The newest members of the program are BNP Paribas Investment Partners, Odey Asset Management and Sumitomo Mitsui Trust Bank.
The IASB sets the International Financial Reporting Standards (IFRS), which are the required accounting standards for listed companies in nearly 120 countries. The Investors in Financial Reporting initiative was set up in 2014 to improve high quality, transparent financial reporting by seeking the views of investors and then giving due weight to those views in the standard-setting process.
Manager of equities at UniSuper, Lou Capparelli, said: “We are always conscious of our responsibility in the wider marketplace.
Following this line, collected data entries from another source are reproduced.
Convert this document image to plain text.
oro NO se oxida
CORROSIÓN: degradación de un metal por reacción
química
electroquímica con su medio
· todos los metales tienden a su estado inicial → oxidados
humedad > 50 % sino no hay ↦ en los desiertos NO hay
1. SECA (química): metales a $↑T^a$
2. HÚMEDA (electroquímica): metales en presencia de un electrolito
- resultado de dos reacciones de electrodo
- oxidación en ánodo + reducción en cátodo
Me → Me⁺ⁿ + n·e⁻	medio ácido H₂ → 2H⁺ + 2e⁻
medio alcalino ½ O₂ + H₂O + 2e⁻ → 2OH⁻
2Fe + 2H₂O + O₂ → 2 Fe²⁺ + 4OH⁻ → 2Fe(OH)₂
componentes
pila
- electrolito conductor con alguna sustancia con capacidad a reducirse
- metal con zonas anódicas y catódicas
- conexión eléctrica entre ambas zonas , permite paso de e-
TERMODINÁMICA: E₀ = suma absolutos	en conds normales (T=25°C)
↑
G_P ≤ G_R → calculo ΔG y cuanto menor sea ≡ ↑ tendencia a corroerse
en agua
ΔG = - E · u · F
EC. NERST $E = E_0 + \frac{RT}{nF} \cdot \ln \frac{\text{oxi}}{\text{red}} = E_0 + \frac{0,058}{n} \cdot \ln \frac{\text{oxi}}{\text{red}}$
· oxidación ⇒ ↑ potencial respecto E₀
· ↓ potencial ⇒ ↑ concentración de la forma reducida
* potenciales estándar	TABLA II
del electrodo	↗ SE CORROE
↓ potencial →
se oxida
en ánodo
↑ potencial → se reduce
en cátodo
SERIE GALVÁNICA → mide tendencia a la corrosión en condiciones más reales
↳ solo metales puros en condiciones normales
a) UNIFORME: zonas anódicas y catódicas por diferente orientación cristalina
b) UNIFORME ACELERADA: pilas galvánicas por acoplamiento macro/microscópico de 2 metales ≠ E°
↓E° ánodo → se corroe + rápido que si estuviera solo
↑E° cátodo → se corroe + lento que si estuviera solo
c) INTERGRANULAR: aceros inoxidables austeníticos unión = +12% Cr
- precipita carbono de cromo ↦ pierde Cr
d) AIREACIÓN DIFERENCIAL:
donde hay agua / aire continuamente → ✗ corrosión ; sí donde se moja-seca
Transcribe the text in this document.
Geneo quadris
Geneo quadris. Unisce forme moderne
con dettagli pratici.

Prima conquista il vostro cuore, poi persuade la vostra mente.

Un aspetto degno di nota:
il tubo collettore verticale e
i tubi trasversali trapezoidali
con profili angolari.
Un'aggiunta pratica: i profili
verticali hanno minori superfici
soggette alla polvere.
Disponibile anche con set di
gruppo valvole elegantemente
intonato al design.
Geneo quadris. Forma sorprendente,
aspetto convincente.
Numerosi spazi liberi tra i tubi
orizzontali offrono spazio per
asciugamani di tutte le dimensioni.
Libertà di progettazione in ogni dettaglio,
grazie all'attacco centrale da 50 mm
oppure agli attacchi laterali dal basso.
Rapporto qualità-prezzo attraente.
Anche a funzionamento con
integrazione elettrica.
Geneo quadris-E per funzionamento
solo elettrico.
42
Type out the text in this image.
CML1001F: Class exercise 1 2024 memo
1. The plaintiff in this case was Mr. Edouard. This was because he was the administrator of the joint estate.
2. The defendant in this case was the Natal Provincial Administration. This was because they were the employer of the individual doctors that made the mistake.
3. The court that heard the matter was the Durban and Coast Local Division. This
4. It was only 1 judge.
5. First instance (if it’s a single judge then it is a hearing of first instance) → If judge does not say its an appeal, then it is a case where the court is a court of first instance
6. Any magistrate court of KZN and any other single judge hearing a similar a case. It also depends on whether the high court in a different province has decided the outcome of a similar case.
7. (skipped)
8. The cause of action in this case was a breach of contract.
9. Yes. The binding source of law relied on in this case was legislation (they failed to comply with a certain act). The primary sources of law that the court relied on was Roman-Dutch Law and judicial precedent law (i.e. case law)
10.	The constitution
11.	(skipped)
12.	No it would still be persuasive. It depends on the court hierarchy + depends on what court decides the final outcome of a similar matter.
We own assets both domestically and overseas and we are trying to reduce any discrepancies between jurisdictions because we own stock throughout different regions,” Capparelli added that harmonising the financial reporting process would have benefits for the super fund in the long term, for example, by having a deeper understanding of options or governance risks.
The new joiners bring the total number of investment organisations in the program to 18. The other members of the program are Aberdeen Asset Management, Allianz Global Investors, APG Asset Management, BlackRock, Caisse de dépôt et placement du Québec, Fidelity Worldwide Investment, Henderson Global Investors, Hermes Investment Management, Insight Investment, Lazard Asset Management, Nomura Asset Management, Ontario Teachers’ Pension Plan and PGGM Investments.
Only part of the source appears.